A few more but Mike Lovell is chatting live on Bel Ami in 10 minutes so gotta motor. Peace to all in 2013.
|by Anonymous||reply 33||01/01/2013|
R30, The meth pandemic, along with alcoholism, here in rural Arkansas means that many people my age have already buried their children.
I have lived my life alone, and do not have any children, but at least I haven't had to bail anyone out of trouble over and over again. I should have the assets to live comfortably in my own home, with the assistance of home health care workers, provided that nobody steals all of my savings when I become debilitated.

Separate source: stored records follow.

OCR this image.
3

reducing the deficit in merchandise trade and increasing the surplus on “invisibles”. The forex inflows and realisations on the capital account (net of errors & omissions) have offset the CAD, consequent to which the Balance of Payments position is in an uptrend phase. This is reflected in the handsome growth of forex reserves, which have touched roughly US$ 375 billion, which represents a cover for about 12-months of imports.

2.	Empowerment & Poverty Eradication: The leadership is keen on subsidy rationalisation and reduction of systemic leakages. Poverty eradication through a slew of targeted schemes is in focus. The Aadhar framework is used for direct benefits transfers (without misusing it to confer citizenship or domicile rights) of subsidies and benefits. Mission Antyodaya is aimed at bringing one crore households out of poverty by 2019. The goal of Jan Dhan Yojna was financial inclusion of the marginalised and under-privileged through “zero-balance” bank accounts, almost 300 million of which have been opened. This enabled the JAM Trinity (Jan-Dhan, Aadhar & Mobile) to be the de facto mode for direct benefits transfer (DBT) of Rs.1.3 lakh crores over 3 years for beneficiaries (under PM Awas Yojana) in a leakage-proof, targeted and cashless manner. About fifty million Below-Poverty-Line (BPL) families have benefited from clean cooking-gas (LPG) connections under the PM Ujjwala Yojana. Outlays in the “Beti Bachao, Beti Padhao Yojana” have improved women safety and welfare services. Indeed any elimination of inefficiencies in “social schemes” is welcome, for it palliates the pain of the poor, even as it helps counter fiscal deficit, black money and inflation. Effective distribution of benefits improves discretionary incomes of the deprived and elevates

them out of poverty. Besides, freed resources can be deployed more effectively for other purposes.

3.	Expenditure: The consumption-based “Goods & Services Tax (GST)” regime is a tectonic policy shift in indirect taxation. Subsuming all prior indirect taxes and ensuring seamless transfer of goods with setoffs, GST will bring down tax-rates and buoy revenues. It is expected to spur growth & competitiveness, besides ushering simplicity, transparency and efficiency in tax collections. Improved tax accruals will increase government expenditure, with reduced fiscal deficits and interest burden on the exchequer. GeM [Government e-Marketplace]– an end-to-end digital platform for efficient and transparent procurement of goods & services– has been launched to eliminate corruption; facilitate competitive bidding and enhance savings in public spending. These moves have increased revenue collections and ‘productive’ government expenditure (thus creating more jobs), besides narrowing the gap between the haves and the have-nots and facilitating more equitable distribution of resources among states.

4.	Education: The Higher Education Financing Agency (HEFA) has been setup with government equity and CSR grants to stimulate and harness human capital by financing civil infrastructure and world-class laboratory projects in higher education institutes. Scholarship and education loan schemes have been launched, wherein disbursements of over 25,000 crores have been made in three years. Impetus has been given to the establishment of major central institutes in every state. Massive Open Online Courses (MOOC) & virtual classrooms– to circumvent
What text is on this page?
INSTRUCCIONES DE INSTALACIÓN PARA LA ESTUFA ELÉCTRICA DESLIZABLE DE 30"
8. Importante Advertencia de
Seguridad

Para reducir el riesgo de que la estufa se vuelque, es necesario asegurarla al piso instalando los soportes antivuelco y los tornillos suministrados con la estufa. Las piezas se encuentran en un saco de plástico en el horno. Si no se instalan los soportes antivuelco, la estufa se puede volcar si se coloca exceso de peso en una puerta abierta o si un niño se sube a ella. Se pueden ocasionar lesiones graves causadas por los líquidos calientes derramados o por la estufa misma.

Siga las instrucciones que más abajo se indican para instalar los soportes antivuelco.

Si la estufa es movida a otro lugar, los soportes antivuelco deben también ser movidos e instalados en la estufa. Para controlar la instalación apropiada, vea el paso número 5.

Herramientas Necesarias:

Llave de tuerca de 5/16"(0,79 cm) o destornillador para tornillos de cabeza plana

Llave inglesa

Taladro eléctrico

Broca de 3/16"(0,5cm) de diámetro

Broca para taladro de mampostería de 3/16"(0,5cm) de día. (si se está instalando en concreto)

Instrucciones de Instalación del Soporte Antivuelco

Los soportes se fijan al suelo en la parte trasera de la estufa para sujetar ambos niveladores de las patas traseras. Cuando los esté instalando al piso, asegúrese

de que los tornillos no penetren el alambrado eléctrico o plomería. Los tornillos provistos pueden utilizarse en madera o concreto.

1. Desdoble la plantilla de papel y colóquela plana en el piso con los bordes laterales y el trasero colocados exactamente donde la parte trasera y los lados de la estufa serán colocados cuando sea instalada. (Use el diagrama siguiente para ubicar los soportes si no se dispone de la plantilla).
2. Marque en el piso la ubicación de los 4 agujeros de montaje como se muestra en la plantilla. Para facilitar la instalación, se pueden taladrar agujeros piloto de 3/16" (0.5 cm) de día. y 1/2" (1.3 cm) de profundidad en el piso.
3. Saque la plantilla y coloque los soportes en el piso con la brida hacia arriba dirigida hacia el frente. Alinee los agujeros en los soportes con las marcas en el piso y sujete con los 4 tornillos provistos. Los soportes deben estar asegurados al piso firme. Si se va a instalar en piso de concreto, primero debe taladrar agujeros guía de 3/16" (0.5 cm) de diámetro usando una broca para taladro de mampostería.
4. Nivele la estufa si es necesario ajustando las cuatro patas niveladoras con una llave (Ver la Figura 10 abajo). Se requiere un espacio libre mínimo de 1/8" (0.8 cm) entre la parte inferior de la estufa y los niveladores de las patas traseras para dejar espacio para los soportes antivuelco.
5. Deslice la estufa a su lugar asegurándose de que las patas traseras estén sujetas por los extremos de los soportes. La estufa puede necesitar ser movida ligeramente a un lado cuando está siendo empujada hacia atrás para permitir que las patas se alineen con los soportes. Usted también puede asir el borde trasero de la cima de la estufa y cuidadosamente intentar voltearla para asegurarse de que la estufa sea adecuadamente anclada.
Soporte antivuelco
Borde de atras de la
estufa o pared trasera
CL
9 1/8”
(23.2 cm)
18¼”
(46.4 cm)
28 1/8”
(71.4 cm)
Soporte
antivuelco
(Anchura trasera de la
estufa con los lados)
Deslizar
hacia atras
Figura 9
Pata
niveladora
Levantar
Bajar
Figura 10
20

I don't know of any person who I can trust to see that I get the care that I am likely to need, while not stealing my savings.
|by Anonymous||reply 34||01/01/2013|
Departing in your early thirties, when you are still relatively young and pretty, can leave a strong impression.
|by Anonymous||reply 36||01/01/2013|
Eighty is the proper age to die.
|by Anonymous||reply 37||01/01/2013|
R16, do all your friends tell you that you don't look a day over 63? Especially when you wear your Abercrombie fitted tee?
Seriously, I love you, wish you well, and can only hope I've got my wits about me when I approach your age.
|by Anonymous||reply 38||01/01/2013|
My mother just turned 80. She can't walk very well and has very poor eyesight. She has the flu now, I just hope she can recover without any add'l damage. She can't live without an aide.
I hope I'll go at 65.
|by Anonymous||reply 39||01/01/2013|
What is it about these posts that sounds very Jewish to me? Jews seem to relish life and to wring the most out of the good and bad. Even if they complain all the way.
|by Anonymous||reply 40||01/01/2013|
The Irish, with the morbid bent, accept aging rather well and with grace. Because so many Irish parents traditionally married late and had large-ish families, many of us may not have know grandparents, great-aunts, and in maturity, lose our own parents and siblings. It's a tough lesson but it does heighten the awareness of our own mortality, which can be liberating, in a way.
I don't particularly love the idea of living to 95 if all my family is gone.